NAPOLI (di Atanasio Pizzi) – Il fenomeno del latifondo ha avuto grande rilievo nell’Italia centro-meridionale, nell’assegnare grossi possedimenti e produrre semplici colture, prive di un qualsivoglia modello innovativo seminativo, preferendo molto spesso il mero fine del pascolo.
I proprietari spesso si curavano solo di garantirsi una buona rendita per consolidare il titolo di proprietà.
L’attribuzione territoriale dinastica, particolarmente diffusa nel Meridione, con l’abolizione della feudalità, peggiorò la situazione per via dell’aumento delle tasse e la riforma agraria del 1950, restrinse i possedimenti superare a 300 ettari (3 km²); a memoria di ciò rimane l’esempio dei terreni agricoli abruzzesi della Piana del Fucino, un latifondo di oltre 14.000 ettari (140 km²) che fu diviso tra 5.000 famiglie di contadini.
Riversare questi parametri di latifondisti nella coltura della regione storica arbëreshë, non si compie errore, ne serve molta immaginazione per comparare i circa 3.500 km², ancora oggi suddivisi tra i quattro mandamenti di Sicilia, Calabria e Basilicata; Campania e Abruzzo; Molise e Puglia.
Quattro famiglie note per l’ostinata consapevolezza di seguire i dettami della deriva che storicamente ha reso fallimentari i latifondi.
I proprietari territoriali per evitare di essere estromessi, dai possedimenti colturali, hanno preferito fare terra bruciata verso quanti miravano verso nuovi stati di fatto e partecipare al consolidamento storico culturale di quei territori e farli emergere dalla nebbia che li avvolge e li consuma.

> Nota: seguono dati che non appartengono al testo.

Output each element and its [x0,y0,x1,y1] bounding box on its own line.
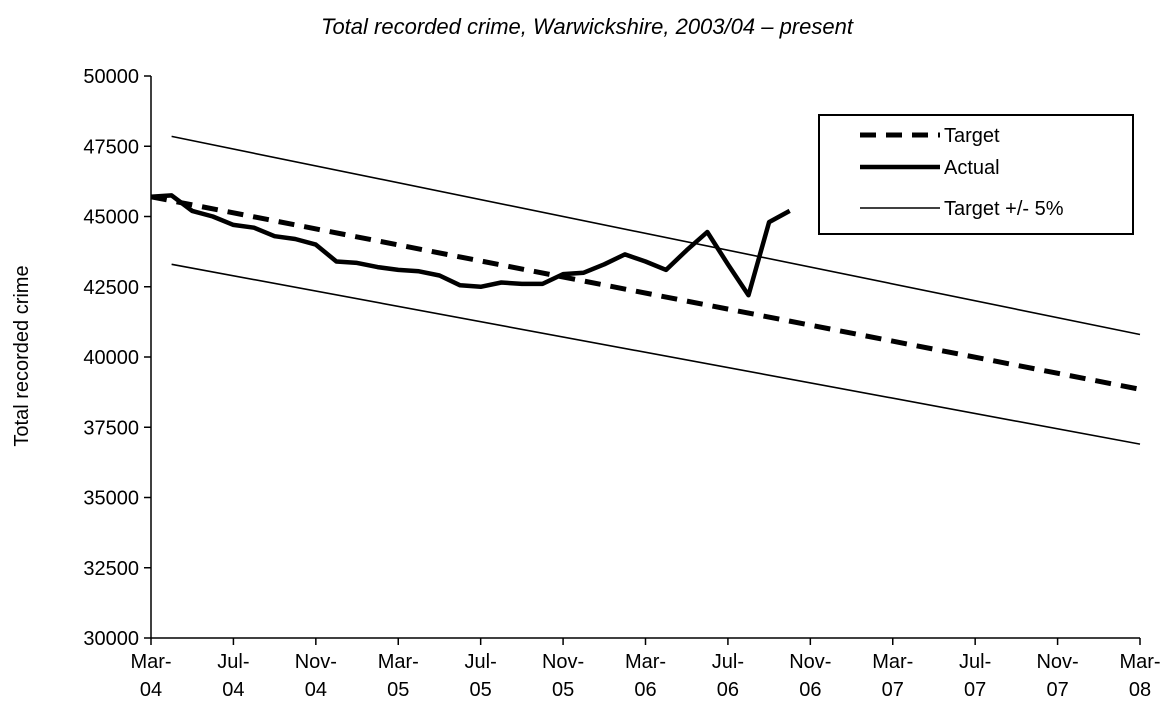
x-tick-label: Mar-04 [130,651,171,701]
legend-label-target: Target [944,125,1000,147]
y-tick-label: 40000 [83,347,139,369]
x-tick-label: Mar-05 [378,651,419,701]
x-tick-label: Mar-07 [872,651,913,701]
x-tick-label: Jul-04 [217,651,249,701]
y-tick-label: 50000 [83,66,139,88]
x-tick-label: Nov-04 [295,651,337,701]
x-tick-label: Jul-07 [959,651,991,701]
y-tick-label: 30000 [83,628,139,650]
series-line-actual [150,193,791,298]
x-tick-label: Jul-06 [712,651,744,701]
y-tick-label: 47500 [83,136,139,158]
x-tick-label: Jul-05 [465,651,497,701]
legend-label-target-5: Target +/- 5% [944,198,1064,220]
series-line-target-5-upper [171,135,1141,336]
y-tick-label: 42500 [83,277,139,299]
legend: Target Actual Target +/- 5% [818,114,1134,235]
plot-lines [150,135,1141,445]
legend-label-actual: Actual [944,157,1000,179]
x-tick-label: Mar-08 [1119,651,1160,701]
x-tick-label: Mar-06 [625,651,666,701]
x-tick-label: Nov-07 [1036,651,1078,701]
series-line-target-5-lower [171,263,1141,445]
x-tick-label: Nov-06 [789,651,831,701]
y-tick-label: 37500 [83,417,139,439]
x-tick-label: Nov-05 [542,651,584,701]
chart-title: Total recorded crime, Warwickshire, 2003… [321,14,853,39]
series-line-target [150,194,1141,392]
y-axis-label: Total recorded crime [11,265,33,446]
axes: 30000 32500 35000 37500 40000 42500 45000 47500… [83,66,1160,701]
y-tick-label: 35000 [83,488,139,510]
y-tick-label: 45000 [83,207,139,229]
y-tick-label: 32500 [83,558,139,580]
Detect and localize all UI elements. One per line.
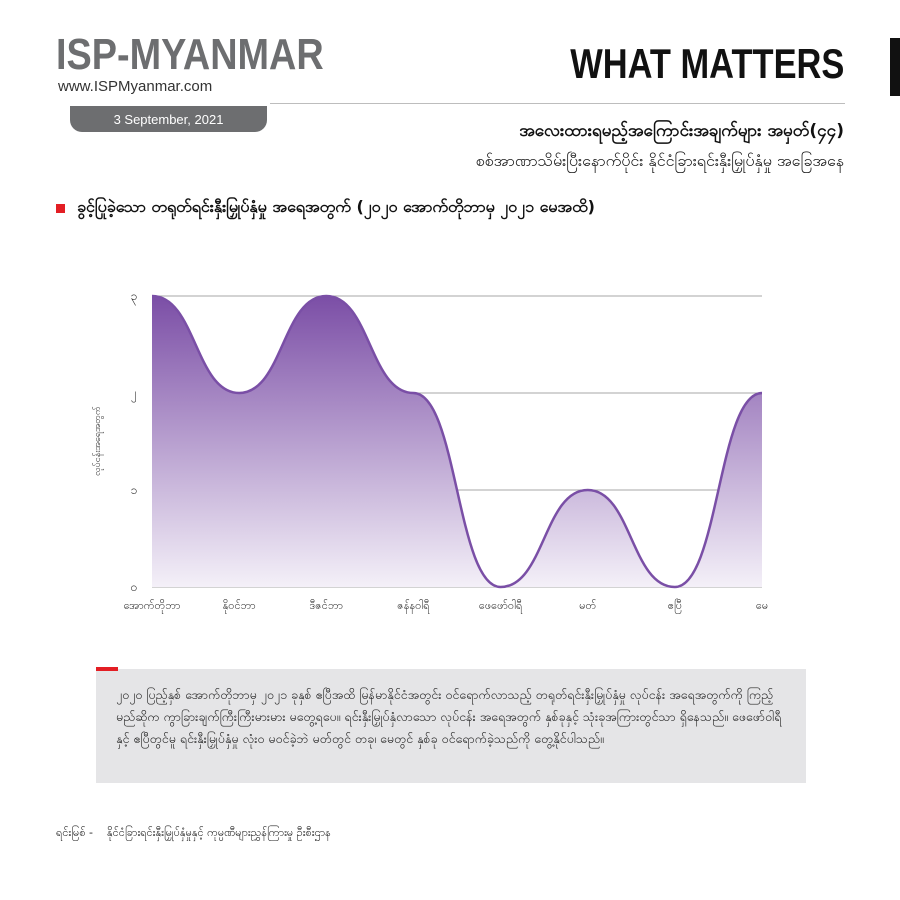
y-tick-label: ၀ — [131, 580, 138, 594]
x-tick-label: နိုဝင်ဘာ — [223, 599, 256, 614]
page-title: အလေးထားရမည့်အကြောင်းအချက်များ အမှတ်(၄၄) — [519, 121, 844, 141]
website-url: www.ISPMyanmar.com — [58, 78, 213, 95]
note-accent-bar — [96, 667, 118, 671]
date-badge: 3 September, 2021 — [70, 106, 267, 132]
y-tick-label: ၂ — [131, 386, 137, 403]
brand-logo-text: ISP-MYANMAR — [56, 30, 324, 79]
x-tick-label: ဒီဇင်ဘာ — [310, 599, 344, 612]
source-label: ရင်းမြစ် - — [56, 826, 93, 839]
section-heading: ခွင့်ပြုခဲ့သော တရုတ်ရင်းနှီးမြှုပ်နှံမှု… — [56, 196, 595, 220]
corner-mark — [890, 38, 900, 96]
source-line: ရင်းမြစ် - နိုင်ငံခြားရင်းနှီးမြှုပ်နှံမှ… — [56, 826, 331, 842]
source-text: နိုင်ငံခြားရင်းနှီးမြှုပ်နှံမှုနှင့် ကုမ… — [107, 826, 331, 839]
x-tick-label: ဖေဖော်ဝါရီ — [479, 599, 523, 614]
y-axis-label: လုပ်ငန်းအရေအတွက် — [92, 406, 104, 476]
section-heading-text: ခွင့်ပြုခဲ့သော တရုတ်ရင်းနှီးမြှုပ်နှံမှု… — [77, 197, 595, 216]
x-tick-label: အောက်တိုဘာ — [124, 599, 181, 614]
header-divider — [270, 103, 845, 104]
series-label: WHAT MATTERS — [569, 40, 844, 87]
note-box — [96, 669, 806, 783]
note-text: ၂၀၂၀ ပြည့်နှစ် အောက်တိုဘာမှ ၂၀၂၁ ခုနှစ် … — [116, 687, 782, 746]
x-tick-label: မေ — [756, 599, 768, 612]
chart-area-fill — [152, 296, 762, 587]
y-tick-label: ၃ — [131, 289, 138, 306]
x-tick-label: မတ် — [579, 599, 596, 612]
x-tick-label: ဧပြီ — [668, 599, 682, 614]
y-tick-label: ၁ — [131, 483, 138, 497]
bullet-square-icon — [56, 203, 65, 213]
chart-series-line — [151, 294, 763, 589]
page-subtitle: စစ်အာဏာသိမ်းပြီးနောက်ပိုင်း နိုင်ငံခြားရ… — [475, 151, 844, 170]
x-tick-label: ဇန်နဝါရီ — [397, 599, 430, 614]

Occupare un territorio non vuol dire possedere il Sacro Graal per il suo bene, ne tanto meno essere i detentori dei libri sacri; i latifondisti nei fatti non sono altro che i detentori di fotocopie monotematiche, con le quali non sono in grado di fornire alcuna dignità produttiva a un territorio, che mentre loro si distraevano nei palazzi del potere, diventato regione storica.
In definitiva quattro famiglie monotematiche che si possono raffigurare in sofferenti figure predisposte in fila indiana e quanto il primo della fila inciampa, diverrà un rito per gli altri al seguito; essi sono cosi legati alla consuetudine di movimento che ormai dagli anni settanta del secolo scorso non producono più nulla e per il sostentamento del loro cammino, riversano vino da una bottiglia all’altra senza rendersi conto che è diventato pessimo aceto.

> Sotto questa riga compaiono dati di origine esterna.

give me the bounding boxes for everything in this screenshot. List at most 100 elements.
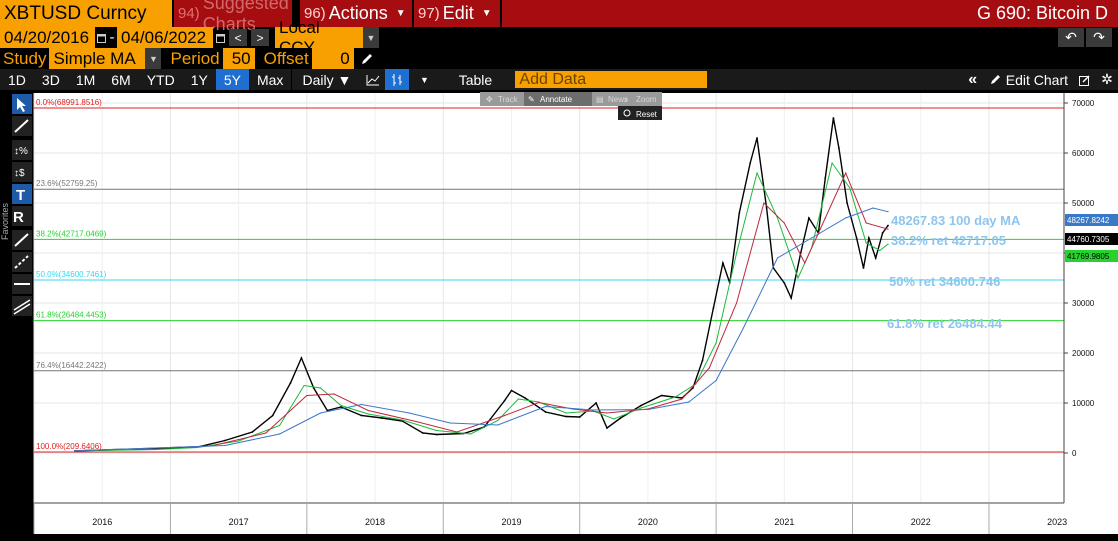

Ritenere che la regione storica non sia possa essere considerato altro che un latifondo dove pascolarvi pecore e bovini, è un atteggiamento irresponsabile specie nei tempi che corrono, in cui, il bisogno di coltura delle nuove generazioni è una emergenza improrogabile.
Si potrebbero aprire stati di fatto unici nello scenario politico, sociale e delle inquietudini odierne, in cui le vicende con protagonisti gli arbëreshë, (che non sono albanesi secondo il teorema dell’etnocentrismo), potrebbero diventare un esempio da seguire e da emulare per i processi di integrazione in atto e di cui non si conoscono risposte.
Smettiamola di ostinarci a scrivere il lingua standard per gli arbëreshë, (pascolo) in quanto è più costruttivo (seminare) rendere nota la storia di uomini unici che hanno reso possibili le parole con cui il presidente S. Mattarella, si è rivolto, lo scorso sette novembre a San Demetrio Corone alle genti della regione storica (che non è latifondo arbëria): Gli arbëreshë, costituiscono una storia di integrazione e accoglienza che ha avuto pieno successo un esempio di come la mutua conoscenza e il reciproco rispetto delle culture siano strumento di crescita per le realtà territoriali e per i Paesi in cui le diverse comunità sono. In preservazione delle antiche origini, la reciproca influenza, la fusione armonica di lingua, cultura e tradizioni, sono state nei secoli e sono ancora oggi il “valore aggiunto” di queste comunità. Realtà che svolgono un’essenziale funzione di ponte tra i due “popoli di fronte”, come spesso ci si riferisce ad Albanesi e Italiani”.